Elle aborda alors une barque céleste
Et quitta la nue bleue et sa cour magnifique
Pour trouver sur le sol les organes et restes
Parsemés par Seth, le grand chacal horrifique.

Elle alla au désert de sable incandescent
Où l'ombre s'effaçait sous le joug du soleil,
Où la charogne ouvrait son poitrail indécent
Au hibou charognard terré dans son sommeil.

Elle alla ramper sous le front des pyramides
Desceller les tombeaux et les portes stoïques,
Ses yeux étincelants dans les caves humides
Aperçurent l'histoire arrangée ; héroïque.

Elle alla sur le Nil et brassa le limon,
Les roseaux se pliaient quand approchait sa barque,
Le bruit de l'eau jouait la symphonie sans nom
Que connaît l'ingénu, qu'ignore le monarque.

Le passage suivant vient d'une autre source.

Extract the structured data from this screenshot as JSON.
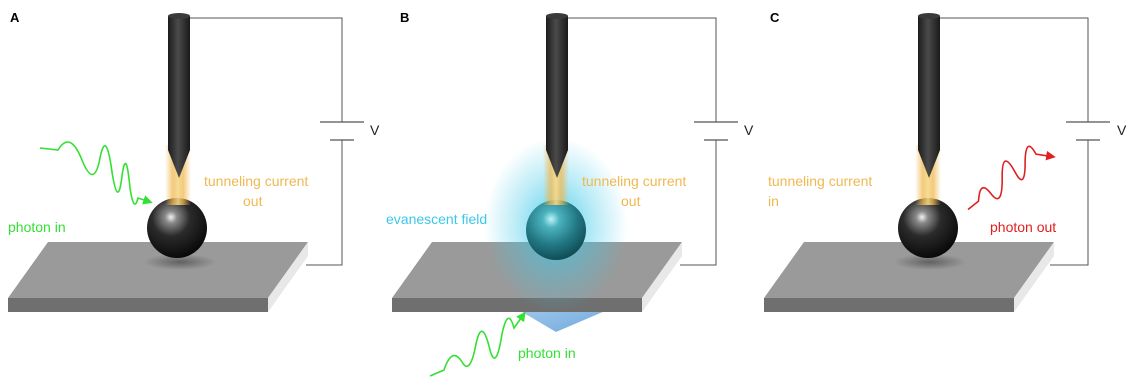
{
  "colors": {
    "green": "#33e033",
    "orange": "#f0b850",
    "cyan": "#3cc8e8",
    "red": "#e02020",
    "tip": "#2e2e2e",
    "wire": "#555555",
    "plate_top": "#9a9a9a",
    "plate_front": "#6f6f6f"
  },
  "panels": [
    {
      "letter": "A",
      "battery": "V",
      "tunneling": [
        "tunneling current",
        "out"
      ],
      "photon": "photon in"
    },
    {
      "letter": "B",
      "battery": "V",
      "tunneling": [
        "tunneling current",
        "out"
      ],
      "field": "evanescent field",
      "photon": "photon in"
    },
    {
      "letter": "C",
      "battery": "V",
      "tunneling": [
        "tunneling current",
        "in"
      ],
      "photon": "photon out"
    }
  ]
}
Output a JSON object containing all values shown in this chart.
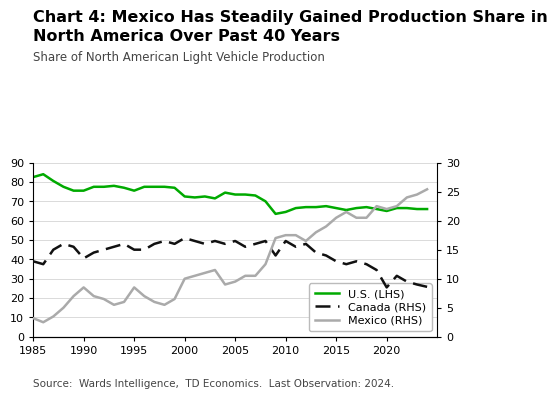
{
  "title_line1": "Chart 4: Mexico Has Steadily Gained Production Share in",
  "title_line2": "North America Over Past 40 Years",
  "subtitle": "Share of North American Light Vehicle Production",
  "source": "Source:  Wards Intelligence,  TD Economics.  Last Observation: 2024.",
  "years": [
    1985,
    1986,
    1987,
    1988,
    1989,
    1990,
    1991,
    1992,
    1993,
    1994,
    1995,
    1996,
    1997,
    1998,
    1999,
    2000,
    2001,
    2002,
    2003,
    2004,
    2005,
    2006,
    2007,
    2008,
    2009,
    2010,
    2011,
    2012,
    2013,
    2014,
    2015,
    2016,
    2017,
    2018,
    2019,
    2020,
    2021,
    2022,
    2023,
    2024
  ],
  "us_lhs": [
    82.5,
    84.0,
    80.5,
    77.5,
    75.5,
    75.5,
    77.5,
    77.5,
    78.0,
    77.0,
    75.5,
    77.5,
    77.5,
    77.5,
    77.0,
    72.5,
    72.0,
    72.5,
    71.5,
    74.5,
    73.5,
    73.5,
    73.0,
    70.0,
    63.5,
    64.5,
    66.5,
    67.0,
    67.0,
    67.5,
    66.5,
    65.5,
    66.5,
    67.0,
    66.0,
    65.0,
    66.5,
    66.5,
    66.0,
    66.0
  ],
  "canada_rhs": [
    13.0,
    12.5,
    15.0,
    16.0,
    15.5,
    13.5,
    14.5,
    15.0,
    15.5,
    16.0,
    15.0,
    15.0,
    16.0,
    16.5,
    16.0,
    17.0,
    16.5,
    16.0,
    16.5,
    16.0,
    16.5,
    15.5,
    16.0,
    16.5,
    14.0,
    16.5,
    15.5,
    16.0,
    14.5,
    14.0,
    13.0,
    12.5,
    13.0,
    12.5,
    11.5,
    8.5,
    10.5,
    9.5,
    9.0,
    8.6
  ],
  "mexico_rhs": [
    3.2,
    2.5,
    3.5,
    5.0,
    7.0,
    8.5,
    7.0,
    6.5,
    5.5,
    6.0,
    8.5,
    7.0,
    6.0,
    5.5,
    6.5,
    10.0,
    10.5,
    11.0,
    11.5,
    9.0,
    9.5,
    10.5,
    10.5,
    12.5,
    17.0,
    17.5,
    17.5,
    16.5,
    18.0,
    19.0,
    20.5,
    21.5,
    20.5,
    20.5,
    22.5,
    22.0,
    22.5,
    24.0,
    24.5,
    25.4
  ],
  "lhs_ylim": [
    0,
    90
  ],
  "rhs_ylim": [
    0,
    30
  ],
  "lhs_yticks": [
    0,
    10,
    20,
    30,
    40,
    50,
    60,
    70,
    80,
    90
  ],
  "rhs_yticks": [
    0,
    5,
    10,
    15,
    20,
    25,
    30
  ],
  "xticks": [
    1985,
    1990,
    1995,
    2000,
    2005,
    2010,
    2015,
    2020
  ],
  "us_color": "#00aa00",
  "canada_color": "#111111",
  "mexico_color": "#aaaaaa",
  "background_color": "#ffffff",
  "title_fontsize": 11.5,
  "subtitle_fontsize": 8.5,
  "axis_fontsize": 8,
  "source_fontsize": 7.5,
  "legend_fontsize": 8
}
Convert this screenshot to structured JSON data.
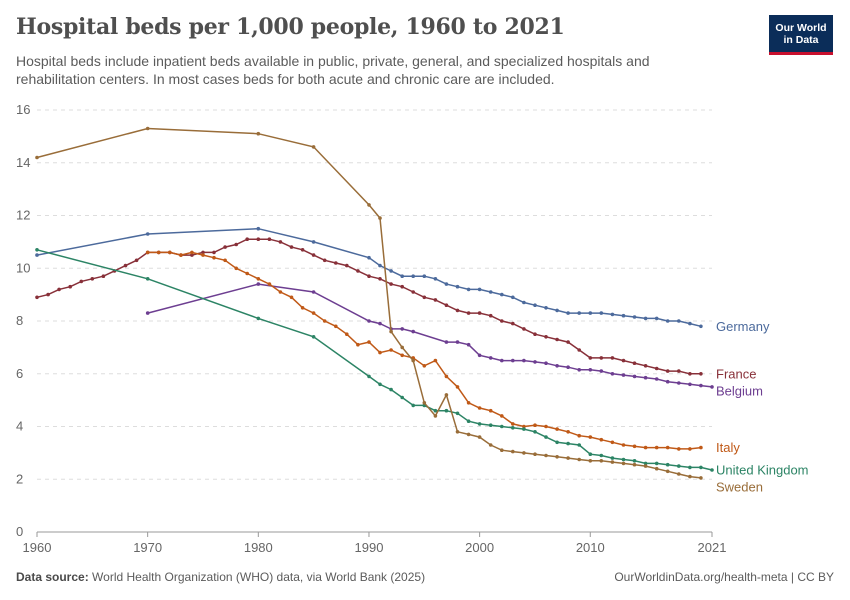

Et elle sillonna les sept étendues bleues,
Fit émerger l'épave et la ville noyée,
Le calmar titanesque avec des dents aux yeux
Qui enfantait la nuit une fois déployé.

Elle arpenta les monts, leurs chemins escarpés,
La gorge, la canyon, la cime et la crevasse,
Le centre de la terre au grand Caire usurpé,
Le ventre de magma du volcan qui menace.

Elle s'en retourna par la voie des nuages,
Le faucon de vermeil escortait son navire,
Elle atteignit enfin le céleste rivage
Avec l'entièreté que Seth put lui ravir.



(Elle ré-assembla le corps jadis ravi
Et cousu chaque membre avec le fil divin,
Et du vent de son aile insuffla feu et vie
Dans cet amas de chair et Osiris revint.)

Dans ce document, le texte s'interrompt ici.